King Fahd University of Petroleum and Minerals

College of Computer Sciences and Engineering

Department of Computer Engineering

COE 560: Computer Communication Networks

Spring 2002 (012)

Syllabus

Catalog Description

Architecture of Computer network with some examples. Techniques of data communication: data communication through circuit switching, message and packet switching via radio or satellite. Minimization of overheads in data communication, routing and flow control, capacity assignment, buffering and concentrating, etc. Communication interface: protocols, line control procedures.

Prerequisites: Consent of the Instructor or graduate standing

Text Book: D. Bertsekas and R. Gallagar, “Data Networks”. 2^nd Ed., Prentice Hall, 1992.

Reference Books:

1. J. Walrand & P. Varaiyan, “High-Performance Communication Network”, 2^nd Ed., Morgan Kaufmann, 2000.
2. A. Pattavina, “Switching Theory: Architecture and Performance on Broadband and ATM Networks”, John Wiley, 1998.
3. M. Guizani & A. Rayes, “Designing ATM Switching Netwrks”, McGraw Hill, 1999.
4. S. Lin & D. Costello, “ Error Control Coding: Fundamentals and Applications”, Prentice-Hall, 1983.
5. M. Schwartz, “ Broadband Integrated Networks”, Prentice Hall, 1996.

Instructor: Dr. Abdulaziz Almulhem            Office: 14/241 OR 22/317 Tel: 3960

Class Hours: SM 5:00-6:15pm             Classroom: 22/134

Office hours: By appointment

Email: almulhem                      www.ccse.kfupm.edu.sa/~almulhem

Grading Policy:

Homeworks:                             30%

Project & Term paper:   30%

Midterm:                                  20%            During class time

Final:                                        30%            As scheduled by the registrar

Topics to be covered:

1. Introduction to computer Networks.            Chapter 1            (1 Lecture)

Basic Terminology. Protocols. Communication Architecture. OSI Reference Model and Layering.

2. Review of basic Probability Theory.            Notes               (1 Lectures)

Random variables and their properties. PDF and CDF. Continuous and discrete probability distributions.

3. Point-to-Point Protocols.                  Chapter 2                    (2 Lectures)

ARQ Protocols and Analysis. Point-to-Point protocol at the Network and Transport layers. ATM.

4. Delay Models in Data Networks.            Chapter 3                    (2 Lectures)

Introduction to  performance analysis. Little Theorem. Single queue models (M/M/1, etc). Network of queues.

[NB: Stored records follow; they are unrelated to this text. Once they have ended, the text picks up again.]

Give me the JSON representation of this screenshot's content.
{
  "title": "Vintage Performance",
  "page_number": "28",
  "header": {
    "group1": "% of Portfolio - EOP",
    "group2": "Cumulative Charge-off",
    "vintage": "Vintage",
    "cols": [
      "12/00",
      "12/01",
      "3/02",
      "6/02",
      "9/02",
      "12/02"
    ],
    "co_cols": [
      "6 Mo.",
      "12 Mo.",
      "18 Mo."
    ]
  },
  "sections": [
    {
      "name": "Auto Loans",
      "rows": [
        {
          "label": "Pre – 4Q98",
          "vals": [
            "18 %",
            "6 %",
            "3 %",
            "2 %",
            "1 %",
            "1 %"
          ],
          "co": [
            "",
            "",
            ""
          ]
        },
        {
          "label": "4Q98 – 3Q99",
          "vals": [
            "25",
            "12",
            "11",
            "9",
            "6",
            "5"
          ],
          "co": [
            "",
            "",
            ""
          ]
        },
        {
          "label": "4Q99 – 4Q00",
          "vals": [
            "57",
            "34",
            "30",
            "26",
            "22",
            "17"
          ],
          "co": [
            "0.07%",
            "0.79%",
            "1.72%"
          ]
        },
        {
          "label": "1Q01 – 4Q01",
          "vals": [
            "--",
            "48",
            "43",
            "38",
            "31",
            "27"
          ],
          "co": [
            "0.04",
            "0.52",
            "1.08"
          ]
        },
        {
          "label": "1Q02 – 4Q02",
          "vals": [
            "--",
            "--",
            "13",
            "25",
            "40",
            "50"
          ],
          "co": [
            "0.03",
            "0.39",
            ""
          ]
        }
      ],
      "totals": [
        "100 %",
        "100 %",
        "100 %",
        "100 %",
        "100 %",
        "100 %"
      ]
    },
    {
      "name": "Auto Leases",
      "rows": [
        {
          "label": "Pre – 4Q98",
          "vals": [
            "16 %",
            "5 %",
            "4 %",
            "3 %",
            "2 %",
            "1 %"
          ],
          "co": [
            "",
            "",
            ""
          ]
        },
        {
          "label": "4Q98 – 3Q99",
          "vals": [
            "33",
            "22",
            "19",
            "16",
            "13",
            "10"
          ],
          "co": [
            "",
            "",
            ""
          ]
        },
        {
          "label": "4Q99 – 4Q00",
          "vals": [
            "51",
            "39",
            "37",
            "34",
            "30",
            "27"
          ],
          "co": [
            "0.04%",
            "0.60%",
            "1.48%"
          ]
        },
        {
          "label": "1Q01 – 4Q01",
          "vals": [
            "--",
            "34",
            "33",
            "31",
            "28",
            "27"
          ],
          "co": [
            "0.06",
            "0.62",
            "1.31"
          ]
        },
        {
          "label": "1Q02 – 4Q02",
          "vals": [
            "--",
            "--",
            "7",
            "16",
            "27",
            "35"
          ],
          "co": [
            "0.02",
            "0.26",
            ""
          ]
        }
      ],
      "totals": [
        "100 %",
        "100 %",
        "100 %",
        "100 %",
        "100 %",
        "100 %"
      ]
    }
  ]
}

5. Traffic modeling.                               Notes                           (2 Lectures)

Introduction to traffic modeling and characterization, packet voice modeling, video traffic modeling, MMPP model for video.

6. Switch design.                                    Notes                           (2 Lectures)

Introduction to packet switching, input versus output queuing, queuing discipline, self-routing switches.

7. Routing in Data Networks.                  Chapter 5                    (3 Lectures)

Design issues in routing. Shortest path algorithms. Routing algorithms. Optimal routing.

8. Flow and Congestion Control.            Chapter 6                    (3 Lectures)

Design issues of flow and congestion control. Window flow control schemes. Rate control schemes.

9. Project Presentations.                                                              (4 Lectures)

10. The remaining lectures will be used for directed study and will be counted for one homework.

Projects:

There will be one project per student during the semester. It will weigh 40% of the final course grade. The project is to be completed in three phases; each will be graded separately.

Project Grading:

Annotated Summary                      20%

Report                                      60%

Presentation                              20%

Annotated Summary:

Once a project topic is been selected, you are required to search the library, Internet, or any other source to collect related literature. Each article is to be summarized. A short report is then to be submitted with copies of the articles and their annotated summaries. Moreover the action plan and the tentative outline for the final report need to be prepared and submitted. This is required by Monday  Mar 4,2002.

Report:

By the last day of classes of the semester, you are requested to submit the final report to the instructor. The length of the report should be around 25 double-spaced typing pages. The report will be evaluated based on the following criteria:

1. Introduction and Problem Statement                                            10%
2. Understanding the Known Solutions/Approaches                        10%
3. Proposed Solution supported by   

Simulations/Experiments/Working Programs                      60%

4. Conclusions                                                                             10%
5. Organization/Written Presentation of Report                          10%

Presentation:

Each student is required to deliver a 20-minute presentation on his project. If class time is not sufficient, presentation will be held out of class time.